“The Twelve Lives of Samuel Hawley”by Rebecca Shapiro
There’s a summer tradition in the fictional fishing village of Olympus, Massachusetts, where Columbia writing professor Hannah Tinti sets her second novel, The Twelve Lives of Samuel Hawley. A flag is hung at the end of a seventy-five-foot wooden mast, which is suspended from a pier, and the first man to climb out over the water and capture the flag wins a year’s worth of free drinks — and, more importantly, the town’s respect. But the mast is covered in grease, making this a nearly impossible task. Then one day a strange loner named Samuel Hawley moves to Olympus with his teenage daughter, Loo. With the entire town watching, Hawley scales the pole and gets the flag. The crowd cheers, but no one is prepared for what they see when Hawley takes off his shirt: the round, knotty scars — at least six — from bullet holes. Who is this new neighbor? they wonder. What kind of life has he led?
The only one not gawking is Loo, though in actuality, she doesn’t know much about her father’s past either. The pair spent the first twelve years of her life on the run, exchanging one dingy hotel room for another. The only constants were an arsenal of guns, an old bearskin rug, and a box with a random assortment of her late mother’s things. Every time they moved, Hawley would pack up the box and then painstakingly reassemble the items into a shrine in the bathroom.
When Hawley suddenly decides that it’s time for them to settle down, he picks Olympus, where Loo’s mother grew up. Aside from the bizarre bathroom artifacts, Loo knows little about her mother, Lily, who drowned mysteriously just before Loo’s first birthday. But in Olympus, Loo is surrounded by people who remember Lily, including a grandmother who seems to want nothing to do with Loo and her father. As Loo’s questions become more pressing, Tinti toggles back to Hawley’s deeply violent past, telling the story of each bullet hole in a series of gruesome but gorgeously drawn flashbacks.
Her writing is vividly cinematic, in the tradition of Quentin Tarantino or the Coen brothers.
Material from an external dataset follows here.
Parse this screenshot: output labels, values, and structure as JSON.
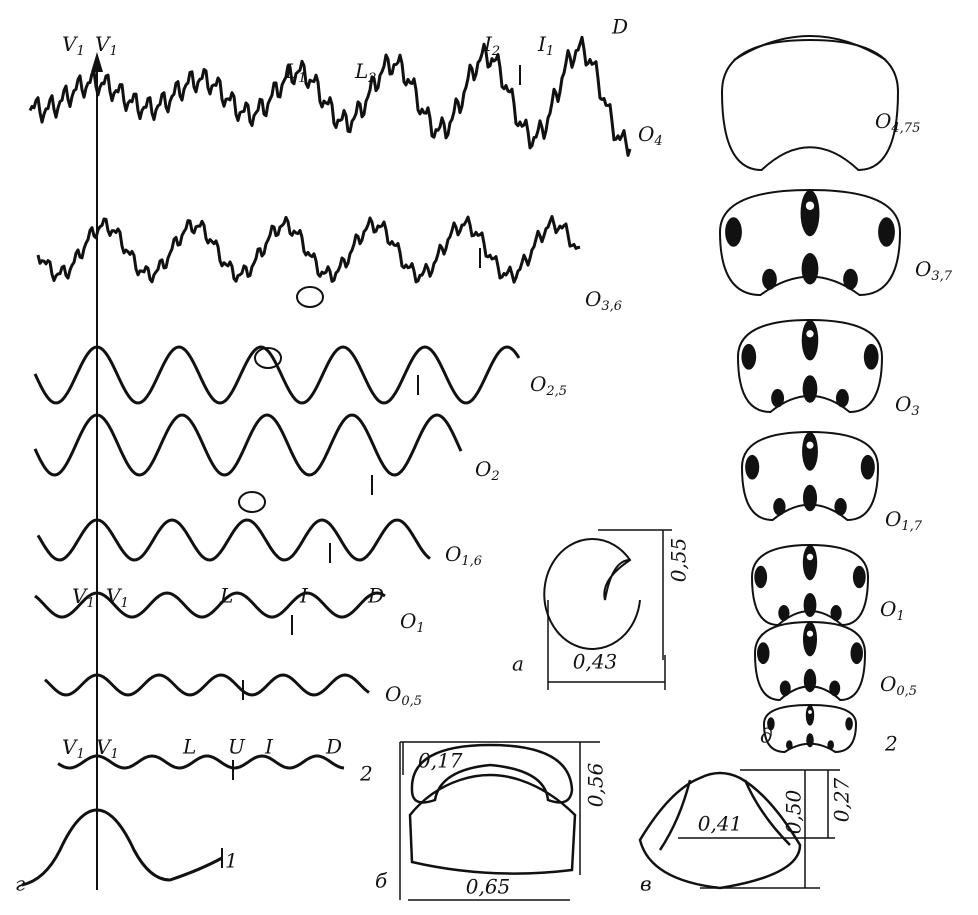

Tinti, who cofounded the inventive literary journal One Story, is a master of the macabre. Her first novel, The Good Thief, followed a one-armed boy recruited by a band of murderous robbers in nineteenth-century New England, and the same gothic undertones permeate this novel, though it is set in the present day. Her writing is vividly cinematic, in the tradition of Quentin Tarantino or the Coen brothers, and in her nuanced voice, violence feels haunting or lurid rather than thrilling. In one scene, Hawley is speeding away from Whidbey Island, a windswept, tree-covered rock off the coast of Seattle, when his boat is nearly capsized by a giant gray whale: “He was staring over the port side, at a widening plane of flatness among the waves. And from this open place, the whale appeared — rising like a dark and crusted slice of doom.”
The book’s violence is cut by the surprising tenderness with which Tinti treats her characters. We come to find how easily Hawley can maim or kill, and yet the book is ripe with his grief and regret. It is heartbreaking to watch him carefully unwrap his dead wife’s used shampoo bottle, desperately trying to preserve her scent. Loo, too, seems to be following in her father’s path — reluctant to make friends and prone to lashing out: “There was a taste that filled Loo’s mouth whenever she was getting ready to hit someone. Tangy, like rust. She could feel it in the glands on either side of her jaw.” Hawley isn’t a traditional father — when Loo is caught stealing a car, for example, his response is to teach her how to do it better — but he does want, above all, to spare his daughter the pain that has followed him through life. It is that fervent, familiar desire that gives the book depth, making it more than a gothic fable or a heart-pounding thriller. At its core, it’s a story about a father and his daughter.